How many times must a man look up, Before he can see the sky? How many ears must one man have, Before he can hear people cry? The answer, my friend, is blowin' in the wind. The answer is blowin' in the wind.
quarta-feira, setembro 19, 2007
A bacia de Pilatos
A nação está perplexa e indignada. Na cara da maioria dos políticos e, particularmente, dos jornalistas que acompanharam o caso do Senador Renan Calheiros e sabiam as manobras escusas que usava a partir de seu cargo de presidente da Casa, para se manter no poder, se estampava decepção e abatimento. E com razão, pois o Senado se transformou num sinédrio, cheio de herodianos, aliados do poder dominante. Esses votaram a favor e 6 se abstiveram. Exatamente o número que Renan precisava para escapar-se da punição. Abster-se é dizer não à cassação. Supõe-se que muitos destes votos, secretos, vieram do PT e aliados. O Senador Mercadante revelou seu voto de abstenção. A líder do PT no Senado, Ildeli Salvati, cabalava votos em favor de Renan e deve ter se abstido, facilitando a vitória do acusado.
A propósito de falta de decoro por permitir que um lobista pagasse suas contas pessoais referentes ao filho que tivera com sua amante isso se chamava antigamente de adultério público - descobriram-se muitas outras irregularidades graves, atestadas pela polícia federal e pelo jornalismo investigativo da televisão. Esta foi ao local, em Alagoas, documentou em som e em cores as mentiras e falsas alegações de Calheiros, o que comprovava ainda mais sua falta de decoro. Além do mais, mentiu aos Senadores e sonegou informações e documentos ao conselho de ética.
Aliados do absolvido falaram em vitória da democracia. Que democracia? Esta, convencional no Brasil, encurtada e farsesca, montada em cima de conchavos, do uso do poder público em benefício próprio, infectada de tráfico de influência e de desvio de dinheiros públicos?
O que envergonha os cidadãos é verem Senadores, alguns velhos provectos, sem qualquer dignidade, verdadeiros mafiosos do poder, voltarem as costas à sociedade e fazerem-se cegos e surdos ao clamor das ruas. Estão tão enjaulados em seus privilégios na redoma do Senado que nem lhes importa o que a mídia e a opinião pública pensam deles.

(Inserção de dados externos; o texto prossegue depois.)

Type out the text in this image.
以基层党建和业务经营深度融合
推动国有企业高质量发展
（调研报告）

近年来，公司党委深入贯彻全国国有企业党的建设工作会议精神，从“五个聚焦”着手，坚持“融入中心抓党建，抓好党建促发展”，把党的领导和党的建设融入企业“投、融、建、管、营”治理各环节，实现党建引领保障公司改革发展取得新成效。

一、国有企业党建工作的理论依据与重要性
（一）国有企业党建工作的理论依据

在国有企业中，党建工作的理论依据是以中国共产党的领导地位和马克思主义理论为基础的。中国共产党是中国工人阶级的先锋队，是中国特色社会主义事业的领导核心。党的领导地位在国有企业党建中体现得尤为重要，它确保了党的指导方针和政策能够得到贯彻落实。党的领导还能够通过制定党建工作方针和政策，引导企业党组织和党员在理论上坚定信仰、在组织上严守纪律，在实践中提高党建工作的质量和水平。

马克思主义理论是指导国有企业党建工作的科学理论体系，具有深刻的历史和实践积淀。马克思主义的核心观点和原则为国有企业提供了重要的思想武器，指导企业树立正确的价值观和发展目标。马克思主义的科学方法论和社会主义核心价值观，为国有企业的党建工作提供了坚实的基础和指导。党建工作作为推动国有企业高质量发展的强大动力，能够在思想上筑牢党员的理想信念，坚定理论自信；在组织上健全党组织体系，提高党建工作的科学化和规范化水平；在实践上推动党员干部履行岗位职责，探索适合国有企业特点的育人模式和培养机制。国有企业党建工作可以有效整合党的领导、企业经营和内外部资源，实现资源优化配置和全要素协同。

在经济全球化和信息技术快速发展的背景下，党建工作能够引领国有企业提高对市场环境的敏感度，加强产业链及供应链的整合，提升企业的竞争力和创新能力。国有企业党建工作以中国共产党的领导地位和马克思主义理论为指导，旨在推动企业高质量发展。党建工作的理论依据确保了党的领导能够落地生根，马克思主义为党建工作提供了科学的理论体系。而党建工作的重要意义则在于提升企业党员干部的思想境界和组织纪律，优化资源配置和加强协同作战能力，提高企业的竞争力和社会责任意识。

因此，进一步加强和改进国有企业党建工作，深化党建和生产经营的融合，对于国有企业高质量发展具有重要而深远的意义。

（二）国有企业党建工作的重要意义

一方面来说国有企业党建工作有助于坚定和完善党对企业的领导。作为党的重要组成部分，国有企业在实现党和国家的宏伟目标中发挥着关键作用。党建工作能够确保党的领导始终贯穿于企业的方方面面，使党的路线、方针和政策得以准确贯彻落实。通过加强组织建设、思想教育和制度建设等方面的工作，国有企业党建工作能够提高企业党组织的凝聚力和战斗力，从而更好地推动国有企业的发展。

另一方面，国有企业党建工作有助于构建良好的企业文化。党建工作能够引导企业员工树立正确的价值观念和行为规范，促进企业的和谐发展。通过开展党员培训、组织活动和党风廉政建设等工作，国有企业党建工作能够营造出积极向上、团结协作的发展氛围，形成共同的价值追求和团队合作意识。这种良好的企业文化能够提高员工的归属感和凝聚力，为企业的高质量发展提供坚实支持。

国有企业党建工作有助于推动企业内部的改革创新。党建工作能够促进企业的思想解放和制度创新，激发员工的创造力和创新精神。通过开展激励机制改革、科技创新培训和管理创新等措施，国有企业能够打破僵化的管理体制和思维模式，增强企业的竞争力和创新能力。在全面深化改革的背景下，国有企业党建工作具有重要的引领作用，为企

Mas, o que envergonha mesmo é a recaída de membros do PT. São pecadores públicos contumazes. Já haviam antes enviado a ética nem sequer para o limbo, mas diretamente para o inferno. Agora repetiram o ato pecaminoso. Por isso, são desprezíveis como Pilatos. Este se acovardou diante do povo e condenou Jesus. Mas, antes fez um gesto que passou à história como símbolo de pusilanimidade, de covardia e de falta de caráter. Diante do povo, lavou as mãos com água. Essa bacia de Pilatos foi ressuscitada no Senado. Mas a água não é água. São lágrimas dos indignados, dos cansados de ver injustiças e dos dilacerados diante da contínua impunidade.
A "onorebile famiglia Calheiros" tem novos membros em sua máfia. Todos os que se abstiveram, podem acrescentar a seus nomes o sobrenome de Calheiros. Como revelou publicamente seu voto, o Senador Aloísio Mercadante merece agora ser chamado de Aloisio Mercadante Calheiros. Pelo esforço da argumentação em favor da não cassação de Renan, a Senadora Ildeli Salvatti merece que lhe apodemos de Ideli Salvatti Calheiros. Ela fez a figura inversa da mulher do covarde Pilatos que o advertiu: "não te comprometas com este justo, pois sofri muito hoje em sonhos por causa dele". Ela e outros devem estar sofrendo muito, sim, roídos pela má consciência. Esse sofrimento transparece em seus olhos revirados e em seus rostos desfigurados.
O povo não merece ser representado por espíritos menores, faltos de ética, desavergonhados e esquecidos de que são meros delegados do poder popular. Que mostrem a cara, que falem ao povo, que se expliquem por quê, diante de tantas provas, dos relatórios da comissão de ética e do clamor das ruas, puderam agir de forma tão traiçoeira.